Im Schlafgemach, Lohengrin, Bayreuther Festspiele 2022
Kaum Emotionen im Brautgemach: Camilla Nylund als Elsa und Klaus Florian Vogt als Lohengrin bei den Bayreuther Festspielen 2022. © Enrico Nawrath/Bayreuther Festspiele

Aber Sharon hat die Herausforderung angenommen und es immerhin noch geschafft, das Thema Frauenrechte einzuflechten. Denn plötzlich ist Elsa nicht mehr das Dummchen und Ortrud die Hexe, Lohengrin die Lichtgestalt und Telramund der Looser. Im Gegenteil: Lohengrin wirkt in dieser Inszenierung in seiner Arroganz eigentlich relativ unsympathisch, die Frauen sind offensichtlich geknechtet und Elsa nicht nur wegen ihrer Frage nach „Nam und Art“ bedauernswert. Darum traut sie von Anfang an diesem spontanen „Ich liebe dich“ des Schwanenritters nicht wirklich. Zurecht, wie sich als eines von wenigen eindrucksvollen Bildern zeigt, als am Ende des zweiten Akts Lohengrin Elsa zum Kirchenportal führt und sie von Augenhöhe mehr oder weniger sanft auf die Treppe in den Sitz drückt, auf dass sie zu ihm aufschauen möge. Auch im Brautgemach überwiegen die Zweifel.

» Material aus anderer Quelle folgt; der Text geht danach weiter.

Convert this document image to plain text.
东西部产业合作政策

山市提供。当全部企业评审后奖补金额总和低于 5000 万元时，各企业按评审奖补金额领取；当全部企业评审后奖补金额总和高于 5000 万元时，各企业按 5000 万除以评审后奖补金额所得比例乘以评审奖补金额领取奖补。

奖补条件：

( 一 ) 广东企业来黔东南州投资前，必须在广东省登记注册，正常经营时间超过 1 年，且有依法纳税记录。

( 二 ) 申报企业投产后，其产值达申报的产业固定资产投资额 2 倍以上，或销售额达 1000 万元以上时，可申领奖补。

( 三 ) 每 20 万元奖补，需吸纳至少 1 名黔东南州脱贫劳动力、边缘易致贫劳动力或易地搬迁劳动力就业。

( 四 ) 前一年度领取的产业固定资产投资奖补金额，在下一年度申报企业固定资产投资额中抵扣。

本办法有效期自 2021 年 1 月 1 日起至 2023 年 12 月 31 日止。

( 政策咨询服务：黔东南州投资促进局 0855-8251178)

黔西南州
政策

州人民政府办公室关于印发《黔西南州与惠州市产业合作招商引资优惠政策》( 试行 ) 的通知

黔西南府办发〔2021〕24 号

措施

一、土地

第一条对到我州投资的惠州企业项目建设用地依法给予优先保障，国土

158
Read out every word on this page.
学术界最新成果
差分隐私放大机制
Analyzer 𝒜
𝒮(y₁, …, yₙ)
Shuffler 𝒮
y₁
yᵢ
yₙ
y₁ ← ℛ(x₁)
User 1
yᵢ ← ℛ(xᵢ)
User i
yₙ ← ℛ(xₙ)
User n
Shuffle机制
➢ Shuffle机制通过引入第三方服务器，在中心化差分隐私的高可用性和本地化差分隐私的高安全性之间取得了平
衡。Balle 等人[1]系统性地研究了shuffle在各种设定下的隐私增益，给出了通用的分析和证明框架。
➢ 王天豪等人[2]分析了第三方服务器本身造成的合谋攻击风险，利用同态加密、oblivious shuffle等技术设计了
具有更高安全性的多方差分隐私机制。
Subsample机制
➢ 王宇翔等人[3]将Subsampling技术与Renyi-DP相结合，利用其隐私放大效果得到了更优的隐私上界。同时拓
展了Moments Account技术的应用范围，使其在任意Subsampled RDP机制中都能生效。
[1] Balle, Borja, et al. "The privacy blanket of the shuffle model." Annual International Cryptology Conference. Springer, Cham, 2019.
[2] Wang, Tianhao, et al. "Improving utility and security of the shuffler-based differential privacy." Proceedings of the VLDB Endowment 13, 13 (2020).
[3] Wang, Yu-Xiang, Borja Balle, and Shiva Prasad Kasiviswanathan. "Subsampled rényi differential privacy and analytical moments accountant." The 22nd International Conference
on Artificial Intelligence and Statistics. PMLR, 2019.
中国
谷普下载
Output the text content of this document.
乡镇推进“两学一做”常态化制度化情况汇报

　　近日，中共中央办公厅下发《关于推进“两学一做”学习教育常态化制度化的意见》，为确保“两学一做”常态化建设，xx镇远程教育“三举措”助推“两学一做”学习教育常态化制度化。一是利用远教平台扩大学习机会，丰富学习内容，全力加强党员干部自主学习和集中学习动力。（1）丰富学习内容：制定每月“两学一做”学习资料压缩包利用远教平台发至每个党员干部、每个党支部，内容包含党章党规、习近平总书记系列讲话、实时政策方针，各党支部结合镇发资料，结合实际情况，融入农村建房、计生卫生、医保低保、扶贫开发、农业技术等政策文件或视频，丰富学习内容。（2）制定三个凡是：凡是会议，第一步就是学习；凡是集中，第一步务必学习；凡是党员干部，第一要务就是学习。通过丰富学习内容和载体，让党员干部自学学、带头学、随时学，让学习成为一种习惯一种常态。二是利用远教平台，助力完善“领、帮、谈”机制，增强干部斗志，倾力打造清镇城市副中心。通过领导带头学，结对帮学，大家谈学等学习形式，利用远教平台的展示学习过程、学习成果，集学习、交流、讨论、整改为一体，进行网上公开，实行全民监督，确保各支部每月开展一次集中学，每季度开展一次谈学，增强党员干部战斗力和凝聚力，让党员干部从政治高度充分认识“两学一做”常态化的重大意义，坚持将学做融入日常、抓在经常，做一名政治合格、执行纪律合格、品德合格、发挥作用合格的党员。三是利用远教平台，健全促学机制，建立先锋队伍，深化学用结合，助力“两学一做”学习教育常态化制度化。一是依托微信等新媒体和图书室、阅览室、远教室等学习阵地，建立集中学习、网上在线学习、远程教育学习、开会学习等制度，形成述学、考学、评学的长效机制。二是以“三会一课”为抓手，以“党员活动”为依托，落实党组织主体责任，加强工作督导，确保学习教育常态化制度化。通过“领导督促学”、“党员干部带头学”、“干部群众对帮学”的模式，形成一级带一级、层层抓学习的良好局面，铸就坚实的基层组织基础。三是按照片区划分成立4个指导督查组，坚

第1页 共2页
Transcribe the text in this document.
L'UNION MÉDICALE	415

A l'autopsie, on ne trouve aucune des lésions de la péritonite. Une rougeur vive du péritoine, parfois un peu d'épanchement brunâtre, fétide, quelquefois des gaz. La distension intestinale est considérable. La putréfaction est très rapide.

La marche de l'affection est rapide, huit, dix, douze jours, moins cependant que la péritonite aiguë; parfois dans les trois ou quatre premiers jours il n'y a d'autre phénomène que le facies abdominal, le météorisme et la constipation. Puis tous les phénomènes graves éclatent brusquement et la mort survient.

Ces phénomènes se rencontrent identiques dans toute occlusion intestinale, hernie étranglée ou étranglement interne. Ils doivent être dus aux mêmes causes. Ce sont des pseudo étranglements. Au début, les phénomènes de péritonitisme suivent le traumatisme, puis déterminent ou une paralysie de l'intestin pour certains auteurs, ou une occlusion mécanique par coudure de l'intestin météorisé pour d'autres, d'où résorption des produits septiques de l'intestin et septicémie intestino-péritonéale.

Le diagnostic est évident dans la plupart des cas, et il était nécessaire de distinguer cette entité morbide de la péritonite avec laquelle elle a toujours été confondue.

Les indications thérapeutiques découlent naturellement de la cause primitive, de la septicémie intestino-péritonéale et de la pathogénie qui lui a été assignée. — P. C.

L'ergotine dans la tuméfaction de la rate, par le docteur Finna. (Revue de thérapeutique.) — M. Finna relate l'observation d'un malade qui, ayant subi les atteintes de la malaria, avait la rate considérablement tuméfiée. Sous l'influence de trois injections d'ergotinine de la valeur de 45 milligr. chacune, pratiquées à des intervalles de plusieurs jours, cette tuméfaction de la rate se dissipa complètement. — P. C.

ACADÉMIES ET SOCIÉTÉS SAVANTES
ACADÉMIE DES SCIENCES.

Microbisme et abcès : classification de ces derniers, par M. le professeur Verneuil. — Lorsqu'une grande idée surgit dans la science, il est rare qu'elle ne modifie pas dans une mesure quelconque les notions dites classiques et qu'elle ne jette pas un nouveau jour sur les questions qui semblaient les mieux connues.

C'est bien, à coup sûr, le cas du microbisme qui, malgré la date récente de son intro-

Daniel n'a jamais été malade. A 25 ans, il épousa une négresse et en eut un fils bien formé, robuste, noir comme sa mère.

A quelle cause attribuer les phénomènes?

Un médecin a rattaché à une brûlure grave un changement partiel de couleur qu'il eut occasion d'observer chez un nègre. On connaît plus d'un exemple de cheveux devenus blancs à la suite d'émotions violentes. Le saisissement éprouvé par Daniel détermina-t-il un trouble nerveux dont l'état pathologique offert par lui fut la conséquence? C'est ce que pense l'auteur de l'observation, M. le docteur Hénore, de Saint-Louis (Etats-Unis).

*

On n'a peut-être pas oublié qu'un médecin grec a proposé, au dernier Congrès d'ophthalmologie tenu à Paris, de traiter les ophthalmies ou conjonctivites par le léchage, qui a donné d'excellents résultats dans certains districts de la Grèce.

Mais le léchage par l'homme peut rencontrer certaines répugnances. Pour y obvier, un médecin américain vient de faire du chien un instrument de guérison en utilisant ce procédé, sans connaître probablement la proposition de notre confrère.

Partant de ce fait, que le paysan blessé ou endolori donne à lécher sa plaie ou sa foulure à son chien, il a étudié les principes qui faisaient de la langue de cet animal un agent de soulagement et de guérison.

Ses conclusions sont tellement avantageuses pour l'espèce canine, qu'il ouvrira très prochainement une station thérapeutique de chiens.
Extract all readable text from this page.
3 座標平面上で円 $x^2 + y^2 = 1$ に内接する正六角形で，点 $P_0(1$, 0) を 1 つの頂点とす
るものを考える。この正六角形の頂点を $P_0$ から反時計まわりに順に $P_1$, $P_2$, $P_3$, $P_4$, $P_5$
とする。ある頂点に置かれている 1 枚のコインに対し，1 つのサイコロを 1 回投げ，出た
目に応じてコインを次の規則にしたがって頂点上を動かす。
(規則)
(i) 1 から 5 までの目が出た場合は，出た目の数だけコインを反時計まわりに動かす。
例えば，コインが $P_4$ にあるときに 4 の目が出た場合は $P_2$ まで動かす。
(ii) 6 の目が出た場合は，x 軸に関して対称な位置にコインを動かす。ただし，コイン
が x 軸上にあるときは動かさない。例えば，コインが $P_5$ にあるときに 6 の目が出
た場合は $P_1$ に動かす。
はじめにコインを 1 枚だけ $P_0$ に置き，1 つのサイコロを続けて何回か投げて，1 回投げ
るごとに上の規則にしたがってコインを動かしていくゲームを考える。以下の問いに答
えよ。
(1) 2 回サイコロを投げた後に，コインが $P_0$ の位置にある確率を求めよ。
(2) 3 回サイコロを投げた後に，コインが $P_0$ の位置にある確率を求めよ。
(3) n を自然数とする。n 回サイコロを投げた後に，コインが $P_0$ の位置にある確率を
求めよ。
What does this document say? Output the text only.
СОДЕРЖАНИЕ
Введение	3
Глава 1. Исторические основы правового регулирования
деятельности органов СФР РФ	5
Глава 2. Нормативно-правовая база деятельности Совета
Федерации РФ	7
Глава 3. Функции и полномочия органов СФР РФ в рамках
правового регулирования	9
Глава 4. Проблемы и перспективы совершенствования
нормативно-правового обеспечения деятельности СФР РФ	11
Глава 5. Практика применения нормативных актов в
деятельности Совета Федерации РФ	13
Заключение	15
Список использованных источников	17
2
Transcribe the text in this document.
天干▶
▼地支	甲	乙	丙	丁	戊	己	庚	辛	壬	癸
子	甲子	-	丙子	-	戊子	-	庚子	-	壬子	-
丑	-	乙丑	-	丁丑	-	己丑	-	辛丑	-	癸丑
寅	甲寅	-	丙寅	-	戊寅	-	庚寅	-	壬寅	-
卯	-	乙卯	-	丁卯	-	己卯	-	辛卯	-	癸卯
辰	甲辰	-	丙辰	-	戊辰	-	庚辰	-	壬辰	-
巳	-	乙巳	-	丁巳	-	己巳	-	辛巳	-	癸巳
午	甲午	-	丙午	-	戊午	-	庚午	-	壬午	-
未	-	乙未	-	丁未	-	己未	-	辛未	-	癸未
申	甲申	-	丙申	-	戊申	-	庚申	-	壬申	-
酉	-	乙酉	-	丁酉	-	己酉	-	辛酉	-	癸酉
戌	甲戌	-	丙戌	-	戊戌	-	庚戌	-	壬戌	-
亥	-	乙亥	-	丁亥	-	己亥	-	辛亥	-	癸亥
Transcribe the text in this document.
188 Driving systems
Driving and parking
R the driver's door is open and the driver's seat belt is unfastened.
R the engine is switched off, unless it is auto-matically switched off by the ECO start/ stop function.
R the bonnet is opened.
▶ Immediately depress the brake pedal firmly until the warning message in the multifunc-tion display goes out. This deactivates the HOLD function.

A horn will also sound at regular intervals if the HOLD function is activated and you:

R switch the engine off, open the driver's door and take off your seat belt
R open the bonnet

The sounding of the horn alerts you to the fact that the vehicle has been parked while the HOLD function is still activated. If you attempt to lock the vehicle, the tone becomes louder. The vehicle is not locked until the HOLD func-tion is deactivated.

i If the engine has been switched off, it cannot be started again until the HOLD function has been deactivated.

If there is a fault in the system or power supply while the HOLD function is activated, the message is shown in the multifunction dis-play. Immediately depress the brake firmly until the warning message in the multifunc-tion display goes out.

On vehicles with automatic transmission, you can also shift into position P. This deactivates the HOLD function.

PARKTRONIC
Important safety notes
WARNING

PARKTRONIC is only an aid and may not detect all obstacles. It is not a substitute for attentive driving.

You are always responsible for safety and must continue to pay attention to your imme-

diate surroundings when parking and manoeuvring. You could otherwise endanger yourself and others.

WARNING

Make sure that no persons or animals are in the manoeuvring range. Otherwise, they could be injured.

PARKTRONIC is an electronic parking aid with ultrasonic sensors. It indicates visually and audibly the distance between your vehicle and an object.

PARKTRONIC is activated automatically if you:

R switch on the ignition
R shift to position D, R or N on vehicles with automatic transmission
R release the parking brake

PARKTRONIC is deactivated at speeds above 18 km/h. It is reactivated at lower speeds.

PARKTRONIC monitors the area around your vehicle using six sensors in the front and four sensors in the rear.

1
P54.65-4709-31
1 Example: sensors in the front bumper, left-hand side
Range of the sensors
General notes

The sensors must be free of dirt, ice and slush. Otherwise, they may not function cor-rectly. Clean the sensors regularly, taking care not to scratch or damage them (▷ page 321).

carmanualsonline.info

Lohengrin-Abschied am 22. August

Im Grunde ist es ein wundervolles Märchen mit aufwendigen Kostümen und toller Kulisse (siehe Beitragsbild, © Enrico Nawrath/Bayreuther Festspiele), mit umwerfender Musik und einem Christian Thielemann, der eben in seiner eigenen Liga spielt und in Bayreuth das fünfmal in diesem Jahr unter Beweis stellt. Am 22. August steht „Lohengrin“ letztmals in dieser Inszenierung und dieser Besetzung auf dem Spielplan. Darum folgt auch hier dann noch eine Fortsetzung.